排便は生活習慣と大きく関わっています。食後の決まった時間にトイレに行くようにするだけで、排便のリズムが安定することもあります。
朝の習慣: 朝に水分を摂取し、朝食を食べることで、腸のぜん動運動が活発になり、自然な排便リズムが整います。特に、起床後30分〜1時間以内が効果的です。
夜の習慣: 夜間、副交感神経が優位になり(リラックスできること)、腸の活動も活発になります。夜寝る直前に食べ物を摂らないことが推奨されます。
排便のタイミング: 朝に便意を感じたらすぐにトイレに行くことが重要です。忙しい朝でも、便意を感じたらすぐに行動することが大切です。
ストレス管理: 排便に焦らず、リラックスした状態で行うことも重要です。
これらの習慣を意識することで、快便を維持することが可能です。
2.排便姿勢 考える人。
腹圧がかけやすく、便の出やすい姿勢があります。座った姿勢でやや前屈みになり(35度くらい)、膝がお尻よりも高くなるように足先を床につけてつま先立ちになります。いわゆる“ロダンの考える人”のポーズです。高さが合わない方は足台を置いてもいいでしょう。

3.食事 3食きちんと摂取する。お米も重要な食物繊維。
過度なダイエットや食事制限は便秘の原因になり、3食バランスよく摂取することが重要です。
なかでも食物繊維は便秘解消に重要な栄養素であり、成人の場合、1日あたり25g以上の食物繊維を摂取することが推奨されています。水分を十分に摂ること(約2L)も、便秘改善に効果的です。

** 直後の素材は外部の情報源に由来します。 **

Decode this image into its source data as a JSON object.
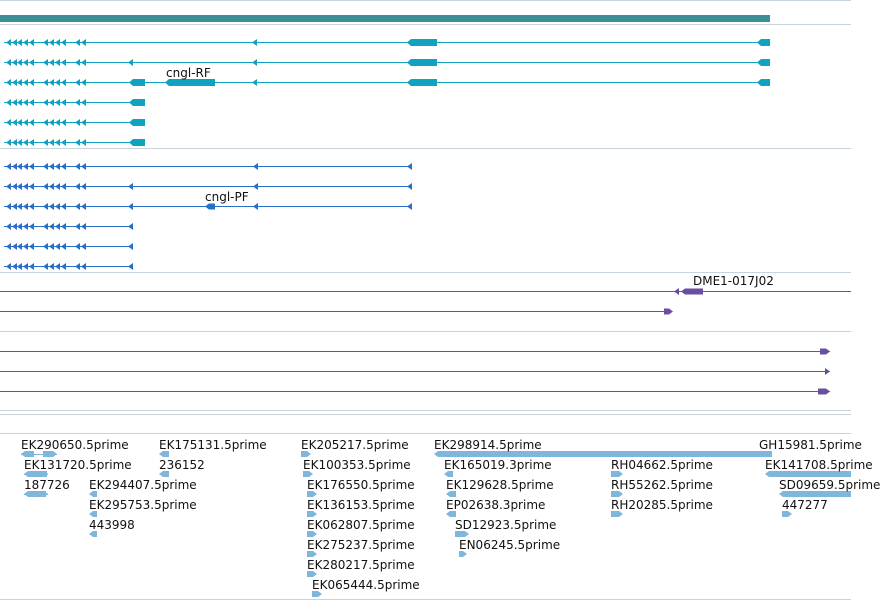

また食物繊維水溶性と不溶性の2種類があり、バランスよく摂取することが大切です。
食物繊維の役割
①水溶性食物繊維(海藻、果物、こんにゃくなど)
- 水を含むとゲル状になり、便を柔らかくして排出しやすくします。
- 腸内環境を整え、血糖値の急激な上昇やコレステロール吸収を抑える効果も。
②不溶性食物繊維(ゴボウなどの根菜類)
- 水分を吸収して膨らみ、便のかさを増やします。
- 腸を刺激して蠕動運動を活発にし、便通を促進します。
白米も重要な食物繊維で、腸の動きを良くするビタミンB1も豊富です。
糖質制限などしている場合は白米に玄米や胚芽米を混ぜると食物繊維の含有量も増えより効果的です。また大麦(もち麦など)は水溶性と不溶性の両方を豊富に含みます。
4.運動習慣 お腹をねじる運動。
腸の動きが悪くなると、便やガスが溜まリやすくなるといわれています。
ストレッチやヨガなどお腹をひねったり、伸ばしたりする運動は効果的です。
そのほかにもウォーキングなど血流を良くする運動や、腹筋や骨盤底筋を鍛えるようなインナーマッスルのトレーニングも一緒に行うといいでしょう。
ハードな筋トレは必要ありません、背筋を伸ばして姿勢良くして歩くや、腹式呼吸を心がけるといった毎日無理なく出来ることから始めてみましょう。